Yet the army she represents today is a far cry from the one she joined, most notably in its pivot towards its Future Soldier transformation. As Deputy Chief of the General Staff she will be critical in its aim to become ‘a more lethal, agile, digitised and expeditionary force’, saying: ‘I am excited to be playing my part in leading the Army’s mobilisation to meet today’s threats, and the delivery of our Future Soldier’s bold modernisation agenda.’
Lt Gen Nesmith is mainly responsible for managing the Army’s budget and setting the policy for recruitment and career management. Prior to this role she ran the Army Recruiting and Initial Training Command, where she was responsible for the recruitment and training of more than 35,000 Regular and Reserve officers and soldiers across 280 Army courses each year.
When she was promoted to her current role, Defence Secretary Ben Wallace said she brought with her ‘extensive experience and new ideas to drive the Army’s transformation and deal with emerging threats across the world’.
Amid the ongoing war in Ukraine and at a time when Rishi Sunak was unwilling to commit to increasing defence spending to three per cent of GDP, despite pressure from ministers, it will be interesting to see how Lt Gen Nesmith balances the books. It is a challenge not many would relish but no doubt she will tackle it head on in the year ahead.
Also likely to be a key figure in the new year is Jude Terry, who this year became the Navy’s first female Rear Admiral. With an investigation under way into ‘abhorrent’ allegations of sexual assault, misogyny and harassment within the Submarine Service, Rear-Adml Terry will be among those in the spotlight as the Navy attempts to show it will not tolerate such behaviour.
The new king of crypto – but for how long?
By Io Dodds, Technology Writer
Was this the tweet that blew up a multi-billion dollar bank? When Changpeng Zhao, chief executive of the world’s biggest cryptocurrency exchange, told his 7.7 million followers in November that he was selling off all assets tied to rival exchange FTX, he triggered a digital bank run that exposed gaping holes in FTX’s finances and helped bring a company once worth $32 billion (£27 billion) crashing down into bankruptcy.
The 45-year-old Canadian would later insist that he had not meant to spook the market, apologising for ‘any turmoil [he] caused’. Nevertheless, FTX’s downfall left Zhao – an outwardly humble and obsessively secretive engineer known to his fans as CZ, who splits his time between London, Singapore, Tokyo and Hong Kong – as the unchallenged king of cryptocurrency. In 2023, he could either ride the chaos to new levels of power or become its next big casualty.
Zhao was 12 years old and spoke no English when his family fled China for Vancouver in the wake of the Tiananmen Square massacre. Born shortly before the one-child policy came into effect in his area, he queued with his mother outside the Canadian embassy for 36 hours to get a visa. Teenage jobs at McDonald’s and a petrol station gave way to a degree in computer science, a globe-trotting career writing stock market trading software, and ultimately, in 2017, founding Binance – a crypto exchange that lets users swap between more than 350 cryptocurrencies as well as traditional ‘fiat’ money.

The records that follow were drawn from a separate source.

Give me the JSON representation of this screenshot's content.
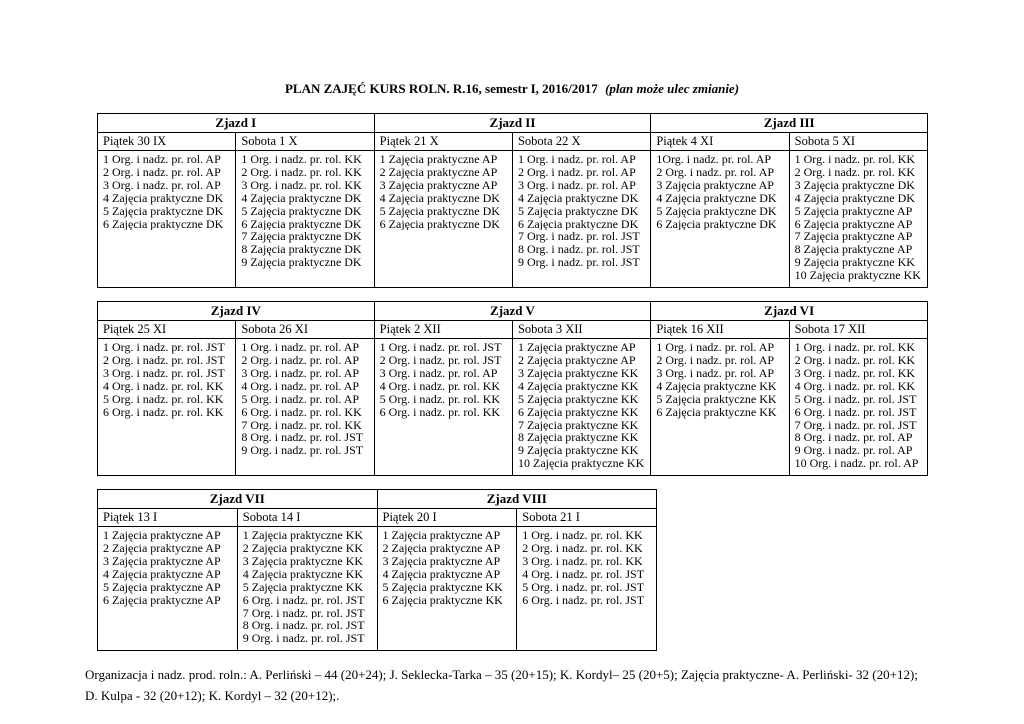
{
  "page": {
    "title": "PLAN  ZAJĘĆ KURS ROLN. R.16, semestr I, 2016/2017",
    "subtitle": "(plan może ulec zmianie)",
    "footer_line1": "Organizacja i nadz. prod. roln.: A. Perliński – 44 (20+24); J. Seklecka-Tarka –  35 (20+15); K. Kordyl–  25 (20+5); Zajęcia praktyczne- A. Perliński- 32 (20+12);",
    "footer_line2": "D. Kulpa - 32 (20+12); K. Kordyl – 32 (20+12);."
  },
  "tables": [
    {
      "groups": [
        {
          "name": "Zjazd  I",
          "days": [
            {
              "label": "Piątek 30  IX",
              "entries": [
                "1 Org. i nadz. pr. rol. AP",
                "2 Org. i nadz. pr. rol. AP",
                "3 Org. i nadz. pr. rol. AP",
                "4 Zajęcia praktyczne DK",
                "5 Zajęcia praktyczne DK",
                "6 Zajęcia praktyczne DK"
              ]
            },
            {
              "label": "Sobota 1 X",
              "entries": [
                "1 Org. i nadz. pr. rol. KK",
                "2 Org. i nadz. pr. rol. KK",
                "3 Org. i nadz. pr. rol. KK",
                "4 Zajęcia praktyczne DK",
                "5 Zajęcia praktyczne DK",
                "6 Zajęcia praktyczne DK",
                "7 Zajęcia praktyczne DK",
                "8 Zajęcia praktyczne DK",
                "9 Zajęcia praktyczne DK"
              ]
            }
          ]
        },
        {
          "name": "Zjazd II",
          "days": [
            {
              "label": "Piątek  21 X",
              "entries": [
                "1 Zajęcia praktyczne AP",
                "2 Zajęcia praktyczne AP",
                "3 Zajęcia praktyczne AP",
                "4 Zajęcia praktyczne DK",
                "5 Zajęcia praktyczne DK",
                "6 Zajęcia praktyczne DK"
              ]
            },
            {
              "label": "Sobota  22  X",
              "entries": [
                "1 Org. i nadz. pr. rol. AP",
                "2 Org. i nadz. pr. rol. AP",
                "3 Org. i nadz. pr. rol. AP",
                "4 Zajęcia praktyczne DK",
                "5 Zajęcia praktyczne DK",
                "6 Zajęcia praktyczne DK",
                "7 Org. i nadz. pr. rol. JST",
                "8 Org. i nadz. pr. rol. JST",
                "9 Org. i nadz. pr. rol. JST"
              ]
            }
          ]
        },
        {
          "name": "Zjazd  III",
          "days": [
            {
              "label": "Piątek  4 XI",
              "entries": [
                "1Org. i nadz. pr. rol. AP",
                "2 Org. i nadz. pr. rol. AP",
                "3 Zajęcia praktyczne AP",
                "4 Zajęcia praktyczne DK",
                "5 Zajęcia praktyczne DK",
                "6 Zajęcia praktyczne DK"
              ]
            },
            {
              "label": "Sobota  5 XI",
              "entries": [
                "1 Org. i nadz. pr. rol. KK",
                "2  Org. i nadz. pr. rol. KK",
                "3 Zajęcia praktyczne DK",
                "4 Zajęcia praktyczne DK",
                "5 Zajęcia praktyczne AP",
                "6 Zajęcia praktyczne AP",
                "7 Zajęcia praktyczne AP",
                "8 Zajęcia praktyczne AP",
                "9 Zajęcia praktyczne KK",
                "10 Zajęcia praktyczne KK"
              ]
            }
          ]
        }
      ]
    },
    {
      "groups": [
        {
          "name": "Zjazd  IV",
          "days": [
            {
              "label": "Piątek 25 XI",
              "entries": [
                "1 Org. i nadz. pr. rol. JST",
                "2 Org. i nadz. pr. rol. JST",
                "3 Org. i nadz. pr. rol. JST",
                "4 Org. i nadz. pr. rol. KK",
                "5 Org. i nadz. pr. rol. KK",
                "6 Org. i nadz. pr. rol. KK"
              ]
            },
            {
              "label": "Sobota 26 XI",
              "entries": [
                "1 Org. i nadz. pr. rol. AP",
                "2 Org. i nadz. pr. rol. AP",
                "3 Org. i nadz. pr. rol. AP",
                "4 Org. i nadz. pr. rol. AP",
                "5 Org. i nadz. pr. rol. AP",
                "6 Org. i nadz. pr. rol. KK",
                "7 Org. i nadz. pr. rol. KK",
                "8 Org. i nadz. pr. rol. JST",
                "9 Org. i nadz. pr. rol. JST"
              ]
            }
          ]
        },
        {
          "name": "Zjazd V",
          "days": [
            {
              "label": "Piątek  2 XII",
              "entries": [
                "1 Org. i nadz. pr. rol. JST",
                "2 Org. i nadz. pr. rol. JST",
                "3 Org. i nadz. pr. rol. AP",
                "4 Org. i nadz. pr. rol. KK",
                "5 Org. i nadz. pr. rol. KK",
                "6 Org. i nadz. pr. rol. KK"
              ]
            },
            {
              "label": "Sobota 3  XII",
              "entries": [
                "1 Zajęcia praktyczne AP",
                "2 Zajęcia praktyczne AP",
                "3 Zajęcia praktyczne KK",
                "4 Zajęcia praktyczne KK",
                "5 Zajęcia praktyczne KK",
                "6 Zajęcia praktyczne KK",
                "7 Zajęcia praktyczne KK",
                "8 Zajęcia praktyczne KK",
                "9 Zajęcia praktyczne KK",
                "10 Zajęcia praktyczne KK"
              ]
            }
          ]
        },
        {
          "name": "Zjazd  VI",
          "days": [
            {
              "label": "Piątek  16  XII",
              "entries": [
                "1 Org. i nadz. pr. rol. AP",
                "2 Org. i nadz. pr. rol. AP",
                "3 Org. i nadz. pr. rol. AP",
                "4 Zajęcia praktyczne KK",
                "5 Zajęcia praktyczne KK",
                "6 Zajęcia praktyczne KK"
              ]
            },
            {
              "label": "Sobota 17 XII",
              "entries": [
                "1 Org. i nadz. pr. rol. KK",
                "2 Org. i nadz. pr. rol. KK",
                "3 Org. i nadz. pr. rol. KK",
                "4 Org. i nadz. pr. rol. KK",
                "5 Org. i nadz. pr. rol. JST",
                "6 Org. i nadz. pr. rol. JST",
                "7 Org. i nadz. pr. rol. JST",
                "8 Org. i nadz. pr. rol. AP",
                "9 Org. i nadz. pr. rol. AP",
                "10 Org. i nadz. pr. rol. AP"
              ]
            }
          ]
        }
      ]
    },
    {
      "groups": [
        {
          "name": "Zjazd  VII",
          "days": [
            {
              "label": "Piątek  13 I",
              "entries": [
                "1 Zajęcia praktyczne AP",
                "2 Zajęcia praktyczne AP",
                "3 Zajęcia praktyczne AP",
                "4 Zajęcia praktyczne AP",
                "5 Zajęcia praktyczne AP",
                "6 Zajęcia praktyczne AP"
              ]
            },
            {
              "label": "Sobota 14 I",
              "entries": [
                "1 Zajęcia praktyczne KK",
                "2 Zajęcia praktyczne KK",
                "3 Zajęcia praktyczne KK",
                "4 Zajęcia praktyczne KK",
                "5 Zajęcia praktyczne KK",
                "6 Org. i nadz. pr. rol. JST",
                "7 Org. i nadz. pr. rol. JST",
                "8 Org. i nadz. pr. rol. JST",
                "9 Org. i nadz. pr. rol. JST"
              ]
            }
          ]
        },
        {
          "name": "Zjazd VIII",
          "days": [
            {
              "label": "Piątek 20 I",
              "entries": [
                "1 Zajęcia praktyczne AP",
                "2 Zajęcia praktyczne AP",
                "3 Zajęcia praktyczne AP",
                "4 Zajęcia praktyczne AP",
                "5 Zajęcia praktyczne KK",
                "6 Zajęcia praktyczne KK"
              ]
            },
            {
              "label": "Sobota  21 I",
              "entries": [
                "1 Org. i nadz. pr. rol. KK",
                "2 Org. i nadz. pr. rol. KK",
                "3 Org. i nadz. pr. rol. KK",
                "4 Org. i nadz. pr. rol. JST",
                "5 Org. i nadz. pr. rol. JST",
                "6 Org. i nadz. pr. rol. JST"
              ]
            }
          ]
        }
      ]
    }
  ]
}
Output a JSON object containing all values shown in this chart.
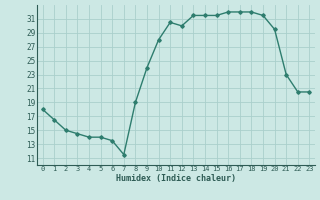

In its first few months, Zhao gave his employees one simple goal: ‘Do everything to increase our market share, and nothing else.’ Today Binance boasts around 120 million registered users and handles $76 billion in trades every day. Zhao has become a hero in the crypto community, regularly responding to fans and critics directly. He claims to eschew personal luxury and extravagance, owning no houses or cars. When he doesn’t know what to pick at a restaurant within the first few seconds, he simply chooses the third option.
Yet Zhao keeps his actual business murky, refusing to say which country Binance is even headquartered in. US officials are reportedly probing it for money laundering breaches, while investigative reporters have accused it of plotting to deceive regulators and turning a blind eye to cybercrime (Binance denies these claims). The implosion of FTX and the collapse in crypto prices – which slashed Zhao’s net worth from $97 billion to less than $15 billion – will also push legislators across the world to crack down on the industry. Undaunted, Zhao has wasted no time in positioning himself as the responsible face of crypto, declaring that he would start a global trade association and a recovery fund for future crashes.
Other names to watch in tech include Sam Altman, head of the artificial intelligence research firm OpenAI, whose automated painting software is turning the art world upside down, and General Motors boss Mary Barra, who is pivoting the 114-year-old car maker hard into electric vehicles. Her chief rival Elon Musk, having staked much of his fortune on building ‘Twitter 2.0’, has all but burned the old version to the ground through a distinctive personal combination of impulsivity, workaholic despotism and galactic self-confidence. If he succeeds next year it will be partly thanks to Zhao, who invested $500 million in Musk’s buyout and then declared: ‘Don’t ask me about a plan. Never had a plan for Binance. Entrepreneurs don’t plan.’